O advogado Sergio Salomão Shecaira, diretor do Conselho de Política Criminal e Penitenciária, acreditava, até recentemente, que a experiência acumulada tinha acostumado sua sensibilidade aos horrores das cadeias brasileiras. Estava errado. Após uma viagem ao Espírito Santo, entre os dias 16 e 17 de abril, em visita oficial à Casa de Custódia de Viana, na área metropolitana de Vitória, e aos contêineres transformados em presídios, na cidade de Serra, ele admitiu o engano.

"Todos nós chegamos à conclusão de que nunca havíamos visto tão alto grau de degradação. Poucas vezes na história seres humanos foram submetidos a tanto desrespeito", escreveu, no relatório enviado a seus superiores no Ministério da Justiça e, também, ao Conselho Nacional de Justiça.

Shecaira agiu a pedido de uma organização de direitos humanos, após olhar um conjunto de fotos com o registro de assassinatos de detentos na Casa de Custódia. É um retrato da barbaridade. Corpos estripados, cabeças decepadas e atiradas em latões de lixo. Restos humanos. O bom senso impede a publicação.

Ele também deixou registrado o comportamento das autoridades penitenciárias locais, que dedicam um solene desprezo aos detentos.

Do encontro com o secretário de Justiça, Ângelo Roncalli, observou: "(Ele) começou a insinuar que tínhamos motivação política e que não estávamos do lado dele e sim do lado do "grupo de direitos humanos".
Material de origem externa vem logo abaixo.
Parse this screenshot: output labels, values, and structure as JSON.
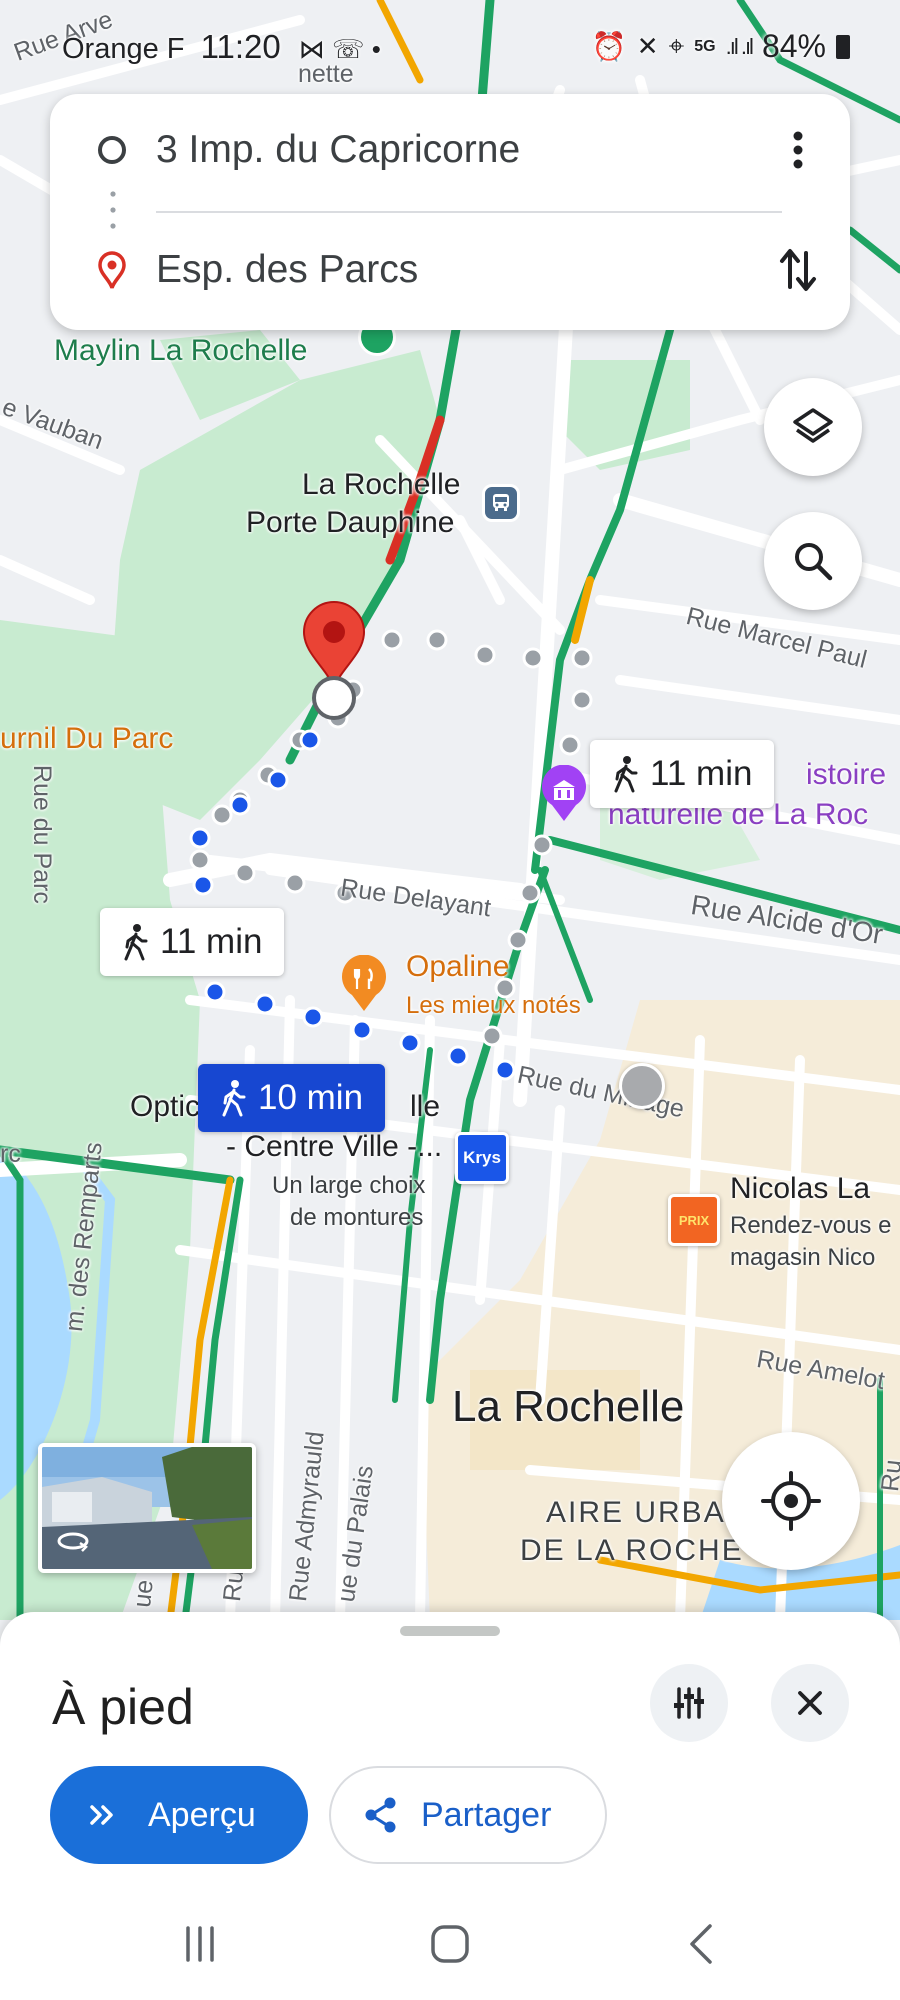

A seguir, um resumo do relatório de Shecaira sobre os presídios, na porta dos quais, por descaso, descuido ou ignorância, não se lê o célebre aviso gravado na entrada do Inferno de Dante: "Vocês que entram deixem toda a esperança".

- Não há luz elétrica. Não há chuveiros. A água é fornecida somente no fim do dia. O estado de higiene é de causar nojo. Colônias de moscas, mosquitos, insetos e ratos são visualizáveis por quaisquer visitantes.

- Nos últimos anos, há denúncias de vários corpos de presos esquartejados. Quando os corpos são achados - ou ao menos partes deles -, a administração reconhece as mortes. Quando não são encontrados, a administração afirma supor ter havido fuga.

- Chegamos à cidade de Serra, onde estão contêineres que o Estado chama de presídios. O local tem capacidade para 144 presos, mas tinha quase 400.

- Cada contêiner tinha cerca de 40 presos. O local é absolutamente insalubre. A temperatura, no verão, passa de 45 graus (...) Não há médico. Não há advogado. Não há defensoria. Não há privacidade alguma.

- Sob as celas encontramos um rio de esgoto. Na água preta e fétida encontravam-se insetos, larvas, roedores, garrafas de refrigerantes, restos de marmitas, restos de comida, sujeiras de todos os tipos. A profundidade daquele rio de fezes e dejetos chegava a 40 centímetros, aproximadamente. O cheiro era de causar náuseas.

Após tudo isso, Shecaira vislumbrou um único remédio: o pedido de intervenção federal no Espírito Santo. A casa veio abaixo. O ministro Tarso Genro o desautorizou publicamente e adotou o pragmatismo diante dos interesses políticos. Uma decisão nada republicana.